Trump droht Nigeria mit Militäraktion wegen Gewalt gegen Christen

Trump droht Nigeria mit Militäraktion wegen Gewalt gegen Christen

Washington/Abuja – US-Präsident Donald Trump hat Nigeria mit einer möglichen militärischen Intervention gedroht. Hintergrund sind Berichte über die Tötung von Christen durch islamistische Terroristen im Land. Trump erklärte, er habe das Pentagon angewiesen, sich auf einen Einsatz vorzubereiten, falls die nigerianische Regierung nicht entschlossen gegen die Gewalt vorgehe.

„Wir werden handeln, wenn Nigeria es nicht tut“

In einem Beitrag auf seinem sozialen Netzwerk Truth Social schrieb Trump am Samstag: „Die USA werden nicht tatenlos zusehen, wie Christen in Nigeria abgeschlachtet werden. Wenn die Regierung in Abuja nicht handelt, werden wir es tun – schnell und entschlossen.“ Zudem kündigte er an, jegliche US-Hilfen für Nigeria sofort einzustellen, sollte die Gewalt anhalten.

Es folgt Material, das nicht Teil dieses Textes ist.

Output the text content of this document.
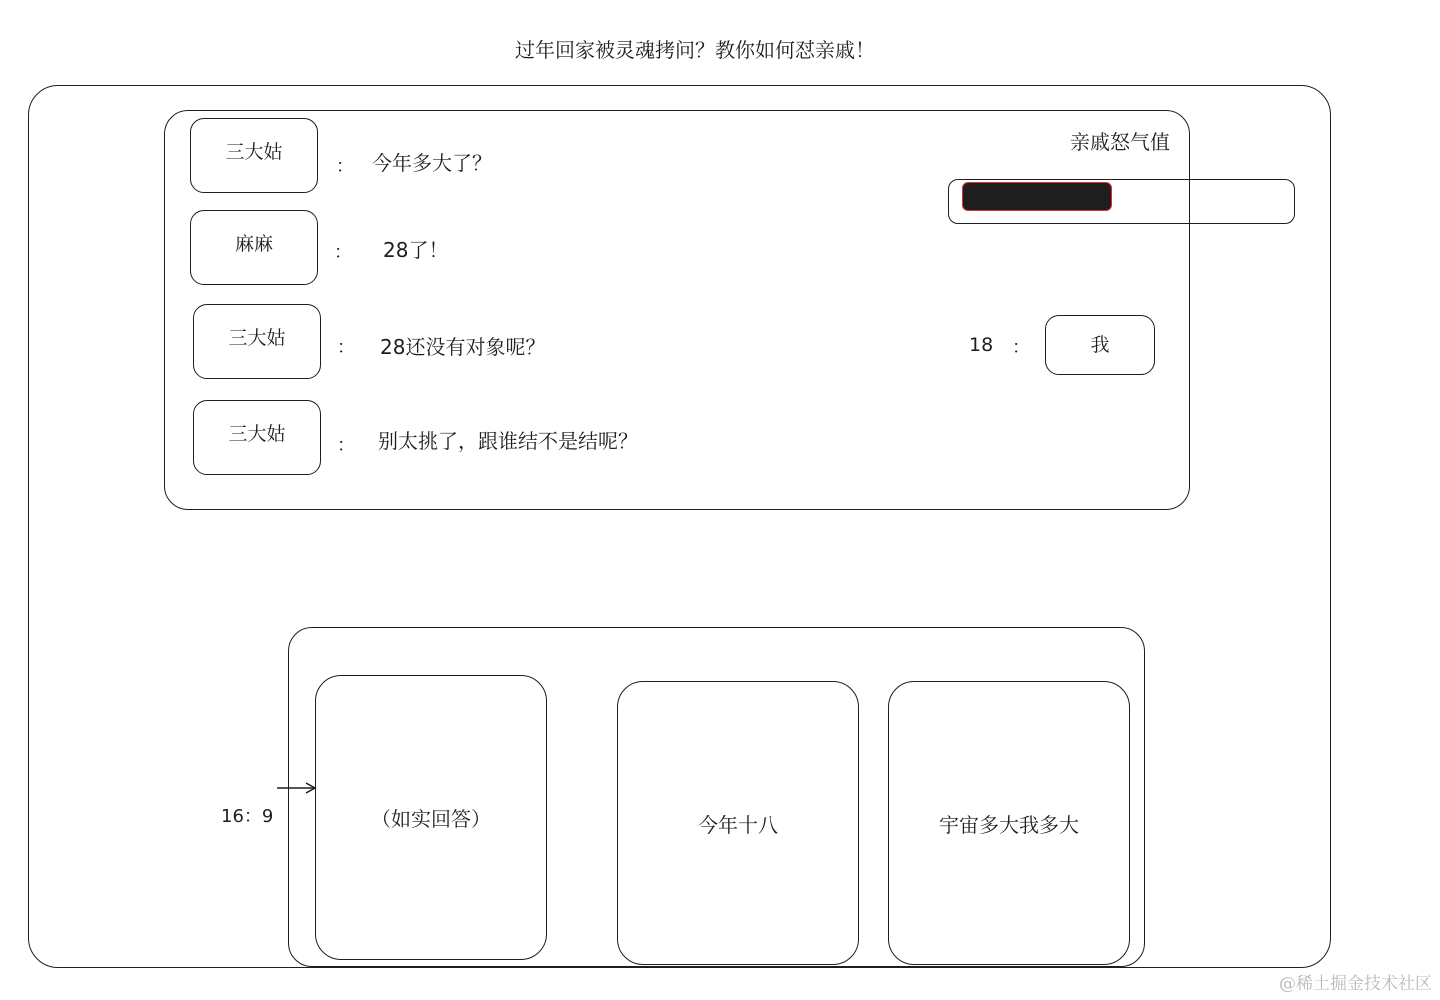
过年回家被灵魂拷问？教你如何怼亲戚！
三大姑
： 今年多大了？
麻麻	： 28了！
三大姑	： 28还没有对象呢？
三大姑
： 别太挑了，跟谁结不是结呢？
亲戚怒气值
18 ：	我
（如实回答）	今年十八	宇宙多大我多大
16：9
@稀土掘金技术社区
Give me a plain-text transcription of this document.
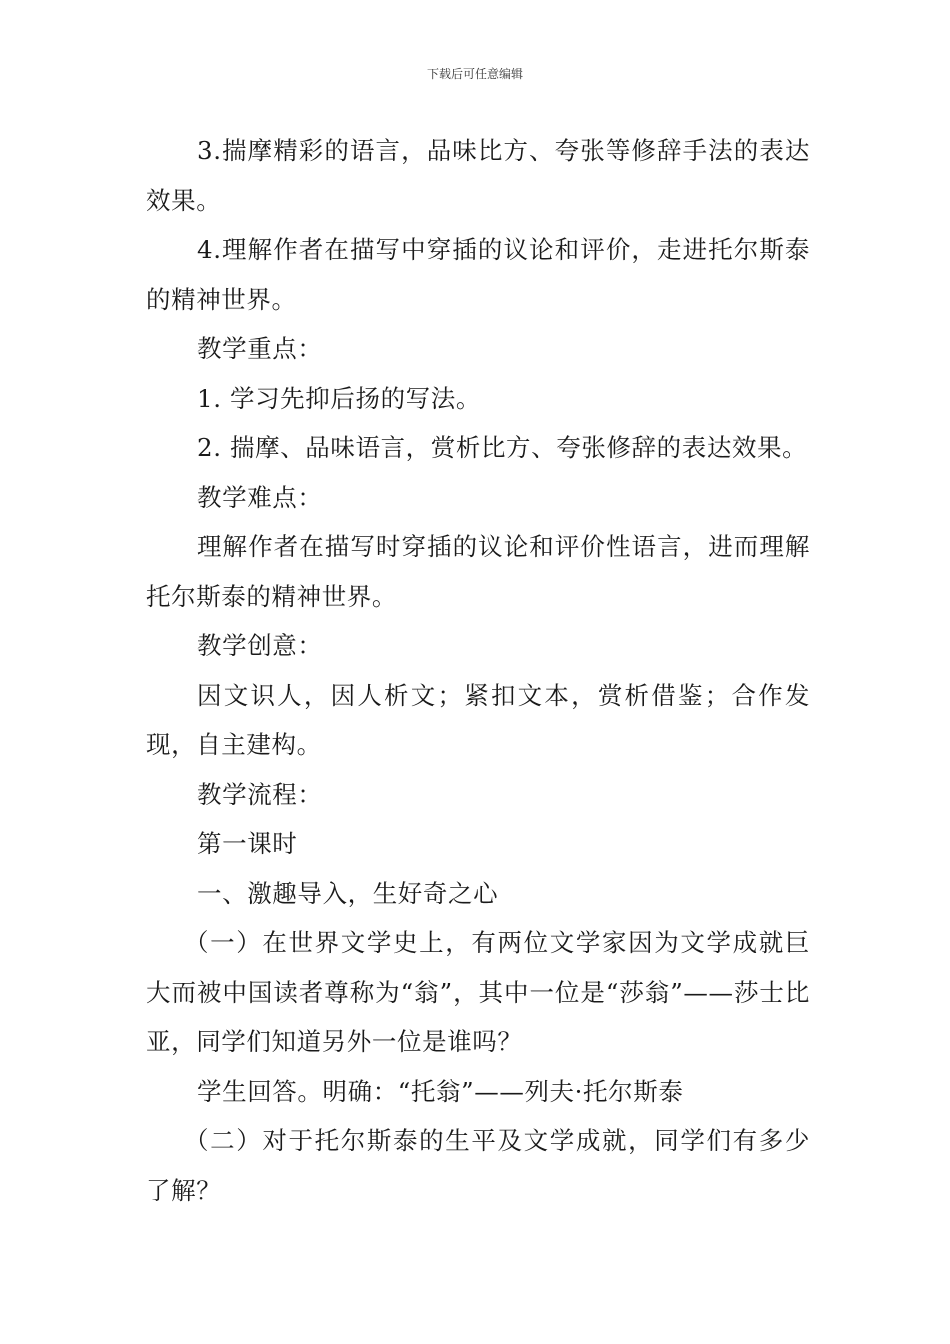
下载后可任意编辑

3.揣摩精彩的语言，品味比方、夸张等修辞手法的表达效果。

4.理解作者在描写中穿插的议论和评价，走进托尔斯泰的精神世界。

教学重点：

1. 学习先抑后扬的写法。

2. 揣摩、品味语言，赏析比方、夸张修辞的表达效果。

教学难点：

理解作者在描写时穿插的议论和评价性语言，进而理解托尔斯泰的精神世界。

教学创意：

因文识人，因人析文；紧扣文本，赏析借鉴；合作发现，自主建构。

教学流程：

第一课时

一、激趣导入，生好奇之心

（一）在世界文学史上，有两位文学家因为文学成就巨大而被中国读者尊称为“翁”，其中一位是“莎翁”——莎士比亚，同学们知道另外一位是谁吗？

学生回答。明确：“托翁”——列夫·托尔斯泰

（二）对于托尔斯泰的生平及文学成就，同学们有多少了解？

Wie die Zeit berichtet, bezeichnete das US-Außenministerium Nigeria kürzlich als ein „Land von besonderer Sorge“ aufgrund schwerer Verletzungen der Religionsfreiheit. Beobachter sprechen von Tausenden getöteten Christen und Millionen Vertriebenen, vor allem durch die Terrorgruppe Boko Haram, die im Norden Nigerias aktiv ist.

Nigerias Regierung weist Vorwürfe zurück

Die nigerianische Regierung reagierte umgehend auf die Vorwürfe. Präsident Bola Ahmed Tinubu erklärte auf der Plattform X (ehemals Twitter): „Nigeria steht fest als Demokratie, die Religionsfreiheit garantiert. Die Charakterisierung unseres Landes als religiös intolerant spiegelt nicht die Realität wider.“ Tinubu betonte, dass seine Regierung aktiv mit christlichen und muslimischen Führern zusammenarbeite, um die Sicherheitslage zu verbessern.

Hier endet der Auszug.